DUTCH

 

by Willem Meiners

FOR YEARS they were my neighbors in Maryland, publishing house Wolters Kluwer from Alphen aan de Rijn. I owned a print shop behind their building where I printed a million books in those days. Sometimes I introduced myself as Lawrence Coster. My statue stands on Grote Markt in Haarlem.

Of the five largest publishing houses in the world, two are Dutch, and none are American. Wolters-Kluwer, with major locations in nine U.S. states, is No. 5. Reed-Elsevier is No. 2.

Most Americans do not realize this, because Wolters and Elsevier do not publish bestsellers like, say, Random House (German owned, at No. 4, just above Wolters). What they do do at Wolters Kluwer is send the latest industry-related news every morning at the start of the workday to a million American accounting and law firms, a million healthcare workers, and every major bank.

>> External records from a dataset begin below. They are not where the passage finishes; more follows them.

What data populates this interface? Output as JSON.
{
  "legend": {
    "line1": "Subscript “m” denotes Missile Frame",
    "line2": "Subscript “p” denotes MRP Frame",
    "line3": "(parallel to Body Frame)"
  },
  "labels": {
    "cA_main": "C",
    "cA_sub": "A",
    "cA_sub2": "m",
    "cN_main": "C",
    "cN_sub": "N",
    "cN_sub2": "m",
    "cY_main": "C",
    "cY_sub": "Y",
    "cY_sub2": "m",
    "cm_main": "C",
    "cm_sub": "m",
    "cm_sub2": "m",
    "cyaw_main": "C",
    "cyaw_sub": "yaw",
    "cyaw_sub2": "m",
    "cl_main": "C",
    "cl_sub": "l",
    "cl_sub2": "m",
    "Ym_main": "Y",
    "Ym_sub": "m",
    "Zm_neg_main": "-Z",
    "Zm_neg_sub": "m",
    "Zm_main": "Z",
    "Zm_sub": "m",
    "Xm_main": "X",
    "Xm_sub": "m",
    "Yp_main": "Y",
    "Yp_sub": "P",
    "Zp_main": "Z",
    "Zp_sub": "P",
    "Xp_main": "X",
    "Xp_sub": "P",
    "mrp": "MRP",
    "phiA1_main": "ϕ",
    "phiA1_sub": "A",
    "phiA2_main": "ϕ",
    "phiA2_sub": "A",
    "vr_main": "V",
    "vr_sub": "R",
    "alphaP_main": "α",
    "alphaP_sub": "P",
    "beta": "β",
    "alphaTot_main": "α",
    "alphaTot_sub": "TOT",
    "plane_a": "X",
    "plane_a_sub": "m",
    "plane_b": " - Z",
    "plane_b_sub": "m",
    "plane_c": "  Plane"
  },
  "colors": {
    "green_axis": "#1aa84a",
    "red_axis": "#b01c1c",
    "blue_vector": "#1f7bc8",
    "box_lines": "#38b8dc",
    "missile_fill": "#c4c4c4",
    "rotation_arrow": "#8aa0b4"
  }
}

Elsevier, the family name of Louis Elsevir of Leiden who started his publishing company in 1583, publishes half a million medical, technical and scientific research reports in nearly three thousand different journals and magazines, and earns half its world income in the US.

Surprising? Yes, but not when you consider that the freedom of the printing press is a Dutch invention, that Amsterdam already had 400 bookstores when the rest of the world had yet to learn to read (San Francisco, with a similar population size as Amsterdam’s, has 70 of them today), that half, half! of all the books in the world were published in NL for a while – and that ‘boek’ and the English ‘book’ are one and the same word, derived from ‘beuk’, the beech tree bark from which even long before Coster, who is holding one in his hand, pieces were cut to make letters with, called staven.

Hence still the word boekstaven, a Dutch verb meaning write. That once was beukstaven.

* Willem Meiners is the Editor of De Daily Dutchman.